Kategorie des Artikels Datum des Artikels 10.12.2018

Die Delegierten auf dem CDU-Parteitag haben beschlossen, dass die Deutsche Umwelthilfe (DUH) keine Mittel mehr aus dem Bundeshaushalt bekommen soll. Außerdem soll darauf hingewirkt werden, dass bereits etatisierte, noch nicht ausbezahlte Mittel mit einem Sperrvermerk versehen werden. Der Parteitag folgt damit einem Antrag der Mittelstands- und Wirtschaftsvereinigung der CDU/CSU (MIT). „Die Deutsche Umwelthilfe agiert entgegen ihrer Selbstdarstellung eben nicht nur wie ein gemeinnütziger Verein mit dem Ziel, die Umwelt zu schützen. Es handelt es sich bei der Umwelthilfe ebenso um einen Abmahnverein mit wirtschaftlichen Interessen“, sagte MIT-Bundesvorsitzender Carsten Linnemann.

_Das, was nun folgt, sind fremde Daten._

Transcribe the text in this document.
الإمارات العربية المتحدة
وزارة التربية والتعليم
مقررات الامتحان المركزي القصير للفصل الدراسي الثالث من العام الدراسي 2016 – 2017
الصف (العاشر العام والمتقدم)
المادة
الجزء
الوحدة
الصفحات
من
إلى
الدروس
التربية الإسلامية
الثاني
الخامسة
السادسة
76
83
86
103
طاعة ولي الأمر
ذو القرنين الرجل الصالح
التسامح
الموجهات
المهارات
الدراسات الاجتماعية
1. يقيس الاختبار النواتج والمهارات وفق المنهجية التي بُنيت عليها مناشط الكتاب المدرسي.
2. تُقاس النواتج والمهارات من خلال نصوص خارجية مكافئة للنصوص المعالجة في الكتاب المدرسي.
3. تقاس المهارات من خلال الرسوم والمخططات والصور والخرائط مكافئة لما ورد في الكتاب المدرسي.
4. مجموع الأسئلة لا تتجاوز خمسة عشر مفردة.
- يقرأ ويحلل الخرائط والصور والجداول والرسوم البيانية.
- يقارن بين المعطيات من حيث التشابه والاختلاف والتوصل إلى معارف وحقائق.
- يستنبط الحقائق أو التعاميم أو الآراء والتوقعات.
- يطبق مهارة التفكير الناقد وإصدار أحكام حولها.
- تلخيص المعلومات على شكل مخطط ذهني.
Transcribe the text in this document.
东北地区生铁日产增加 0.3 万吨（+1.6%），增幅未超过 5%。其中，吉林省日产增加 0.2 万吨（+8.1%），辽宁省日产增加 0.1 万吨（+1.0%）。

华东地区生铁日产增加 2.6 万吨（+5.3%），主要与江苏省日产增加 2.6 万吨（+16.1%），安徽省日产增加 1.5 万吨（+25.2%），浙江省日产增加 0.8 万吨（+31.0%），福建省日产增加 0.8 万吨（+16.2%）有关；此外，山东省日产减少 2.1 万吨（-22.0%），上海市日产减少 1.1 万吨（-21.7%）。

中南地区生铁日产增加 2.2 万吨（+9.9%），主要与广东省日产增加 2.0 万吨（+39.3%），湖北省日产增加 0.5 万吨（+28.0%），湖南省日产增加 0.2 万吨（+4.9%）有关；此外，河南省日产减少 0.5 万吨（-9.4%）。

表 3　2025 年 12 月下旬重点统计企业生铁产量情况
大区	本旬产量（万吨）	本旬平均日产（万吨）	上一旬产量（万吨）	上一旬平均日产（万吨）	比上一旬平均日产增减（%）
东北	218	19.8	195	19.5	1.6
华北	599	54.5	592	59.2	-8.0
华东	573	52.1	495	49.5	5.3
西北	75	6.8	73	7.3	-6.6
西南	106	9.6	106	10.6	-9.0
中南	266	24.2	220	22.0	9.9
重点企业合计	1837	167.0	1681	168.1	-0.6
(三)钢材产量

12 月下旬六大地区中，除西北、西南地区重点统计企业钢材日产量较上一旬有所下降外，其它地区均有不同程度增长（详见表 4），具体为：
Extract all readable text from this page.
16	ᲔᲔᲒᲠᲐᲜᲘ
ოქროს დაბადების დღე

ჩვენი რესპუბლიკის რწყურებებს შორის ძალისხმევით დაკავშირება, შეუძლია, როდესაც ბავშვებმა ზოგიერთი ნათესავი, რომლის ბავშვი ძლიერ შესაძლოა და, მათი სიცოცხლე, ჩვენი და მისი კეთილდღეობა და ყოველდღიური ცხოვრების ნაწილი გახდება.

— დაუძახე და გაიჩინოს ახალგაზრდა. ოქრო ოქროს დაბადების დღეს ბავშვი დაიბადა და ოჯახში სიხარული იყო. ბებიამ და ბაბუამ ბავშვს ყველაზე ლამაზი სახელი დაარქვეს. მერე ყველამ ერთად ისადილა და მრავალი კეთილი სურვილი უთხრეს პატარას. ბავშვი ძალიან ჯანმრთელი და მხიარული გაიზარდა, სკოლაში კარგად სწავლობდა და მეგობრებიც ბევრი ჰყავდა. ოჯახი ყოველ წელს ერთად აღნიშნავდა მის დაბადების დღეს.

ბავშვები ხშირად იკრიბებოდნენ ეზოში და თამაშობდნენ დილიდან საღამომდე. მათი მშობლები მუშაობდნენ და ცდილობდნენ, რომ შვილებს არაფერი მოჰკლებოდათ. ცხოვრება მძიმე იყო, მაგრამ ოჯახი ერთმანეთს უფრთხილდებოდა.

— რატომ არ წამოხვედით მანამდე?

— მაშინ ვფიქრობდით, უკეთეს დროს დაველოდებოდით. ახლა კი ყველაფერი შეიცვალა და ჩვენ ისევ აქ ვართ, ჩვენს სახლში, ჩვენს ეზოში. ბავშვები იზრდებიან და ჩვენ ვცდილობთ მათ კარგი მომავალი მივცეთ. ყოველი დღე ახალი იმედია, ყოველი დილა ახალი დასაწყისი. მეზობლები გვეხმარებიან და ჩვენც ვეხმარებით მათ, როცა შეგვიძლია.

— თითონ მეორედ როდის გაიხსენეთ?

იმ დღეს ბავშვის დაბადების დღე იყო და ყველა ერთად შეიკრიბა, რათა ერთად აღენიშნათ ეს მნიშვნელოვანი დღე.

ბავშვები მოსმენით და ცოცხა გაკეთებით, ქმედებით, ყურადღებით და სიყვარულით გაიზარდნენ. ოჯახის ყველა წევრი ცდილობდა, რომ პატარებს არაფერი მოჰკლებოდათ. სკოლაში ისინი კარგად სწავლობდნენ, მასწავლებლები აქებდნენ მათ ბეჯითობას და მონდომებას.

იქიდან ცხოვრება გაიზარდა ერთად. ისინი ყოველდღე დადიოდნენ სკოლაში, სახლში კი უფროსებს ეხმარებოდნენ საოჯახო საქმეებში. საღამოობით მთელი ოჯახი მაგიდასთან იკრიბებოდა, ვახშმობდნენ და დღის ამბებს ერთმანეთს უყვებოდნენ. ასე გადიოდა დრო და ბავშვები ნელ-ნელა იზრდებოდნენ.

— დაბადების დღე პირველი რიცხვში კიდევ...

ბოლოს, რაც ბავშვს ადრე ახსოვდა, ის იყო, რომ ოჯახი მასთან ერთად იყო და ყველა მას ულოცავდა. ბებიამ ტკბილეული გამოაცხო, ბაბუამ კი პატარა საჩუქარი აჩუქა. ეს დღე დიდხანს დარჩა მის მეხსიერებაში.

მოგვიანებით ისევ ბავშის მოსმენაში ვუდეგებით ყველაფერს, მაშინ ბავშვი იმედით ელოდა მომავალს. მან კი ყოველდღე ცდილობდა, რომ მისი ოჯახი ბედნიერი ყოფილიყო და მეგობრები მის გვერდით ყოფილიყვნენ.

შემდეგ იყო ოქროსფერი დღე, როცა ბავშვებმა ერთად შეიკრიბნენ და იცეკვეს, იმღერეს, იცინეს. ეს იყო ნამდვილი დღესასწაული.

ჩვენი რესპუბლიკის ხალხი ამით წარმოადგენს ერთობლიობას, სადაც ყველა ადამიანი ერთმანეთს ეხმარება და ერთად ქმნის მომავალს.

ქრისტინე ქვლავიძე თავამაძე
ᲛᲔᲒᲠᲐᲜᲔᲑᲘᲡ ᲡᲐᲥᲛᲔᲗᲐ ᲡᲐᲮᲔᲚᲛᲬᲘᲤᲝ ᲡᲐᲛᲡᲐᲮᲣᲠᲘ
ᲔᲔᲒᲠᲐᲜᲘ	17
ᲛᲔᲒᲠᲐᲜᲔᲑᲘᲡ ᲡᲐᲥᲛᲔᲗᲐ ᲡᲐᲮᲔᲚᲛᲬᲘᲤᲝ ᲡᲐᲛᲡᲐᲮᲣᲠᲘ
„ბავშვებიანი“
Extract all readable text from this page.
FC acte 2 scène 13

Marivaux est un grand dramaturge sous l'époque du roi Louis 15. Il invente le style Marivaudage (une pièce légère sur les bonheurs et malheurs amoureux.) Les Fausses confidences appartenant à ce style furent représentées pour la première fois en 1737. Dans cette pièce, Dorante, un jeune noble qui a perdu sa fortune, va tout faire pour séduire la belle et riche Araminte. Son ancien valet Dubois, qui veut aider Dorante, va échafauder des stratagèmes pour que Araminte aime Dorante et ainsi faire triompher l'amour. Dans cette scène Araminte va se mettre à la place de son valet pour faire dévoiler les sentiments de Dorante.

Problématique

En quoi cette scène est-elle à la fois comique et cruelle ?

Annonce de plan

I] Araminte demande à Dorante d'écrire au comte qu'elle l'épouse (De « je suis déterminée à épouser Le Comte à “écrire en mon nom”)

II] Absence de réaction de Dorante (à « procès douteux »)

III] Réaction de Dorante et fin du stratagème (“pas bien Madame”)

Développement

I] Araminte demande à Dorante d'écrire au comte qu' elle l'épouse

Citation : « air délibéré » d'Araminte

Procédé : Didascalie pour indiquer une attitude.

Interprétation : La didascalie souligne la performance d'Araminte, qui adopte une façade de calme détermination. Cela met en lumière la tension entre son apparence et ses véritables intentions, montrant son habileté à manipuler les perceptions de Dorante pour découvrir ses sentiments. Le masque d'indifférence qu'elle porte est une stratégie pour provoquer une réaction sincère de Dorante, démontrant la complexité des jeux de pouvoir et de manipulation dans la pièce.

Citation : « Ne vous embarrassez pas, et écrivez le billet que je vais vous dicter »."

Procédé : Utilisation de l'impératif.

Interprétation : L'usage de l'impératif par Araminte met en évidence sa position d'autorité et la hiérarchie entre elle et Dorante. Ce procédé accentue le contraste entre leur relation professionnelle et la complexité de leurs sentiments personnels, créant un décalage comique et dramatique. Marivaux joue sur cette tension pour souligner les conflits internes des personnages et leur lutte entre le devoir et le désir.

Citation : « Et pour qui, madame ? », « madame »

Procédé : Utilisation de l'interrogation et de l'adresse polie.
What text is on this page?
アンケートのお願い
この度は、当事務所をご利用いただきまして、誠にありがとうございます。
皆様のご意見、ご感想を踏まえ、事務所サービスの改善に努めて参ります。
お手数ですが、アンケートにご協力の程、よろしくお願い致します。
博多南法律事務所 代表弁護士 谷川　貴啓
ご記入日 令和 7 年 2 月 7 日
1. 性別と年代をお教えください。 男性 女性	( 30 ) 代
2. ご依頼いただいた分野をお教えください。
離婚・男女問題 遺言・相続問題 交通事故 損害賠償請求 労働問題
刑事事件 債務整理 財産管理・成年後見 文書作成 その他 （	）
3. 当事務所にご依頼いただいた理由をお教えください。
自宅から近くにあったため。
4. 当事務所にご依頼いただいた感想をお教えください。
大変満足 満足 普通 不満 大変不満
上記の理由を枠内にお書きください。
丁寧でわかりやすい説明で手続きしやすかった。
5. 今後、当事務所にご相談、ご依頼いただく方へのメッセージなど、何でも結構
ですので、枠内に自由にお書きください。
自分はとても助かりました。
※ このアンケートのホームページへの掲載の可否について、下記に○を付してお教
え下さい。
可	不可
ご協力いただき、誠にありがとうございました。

Der Beschluss sieht vor, dass Mittel an Initiativen und Vereine gehen sollen, die sich effektiv und ehrenamtlich für den Umweltschutz einsetzen. Dem gegenüber steht der Vorwurf an die DUH, sich seit zwei Jahrzehnten von Toyota finanzieren zu lassen. Toyota entwickelt keine Diesel mehr und hat ein großes wirtschaftliches Interesse an Diesel-Fahrverboten. Die DUH erhält einen Teil ihrer Einnahmen aus dem Abmahnwesen und von wirtschaftlich interessierter Seite. Sie sei darum, so die MIT, im Gegensatz zu ehrenamtlichen Initiativen nicht auf Mittel aus dem Bundeshaushalt angewiesen.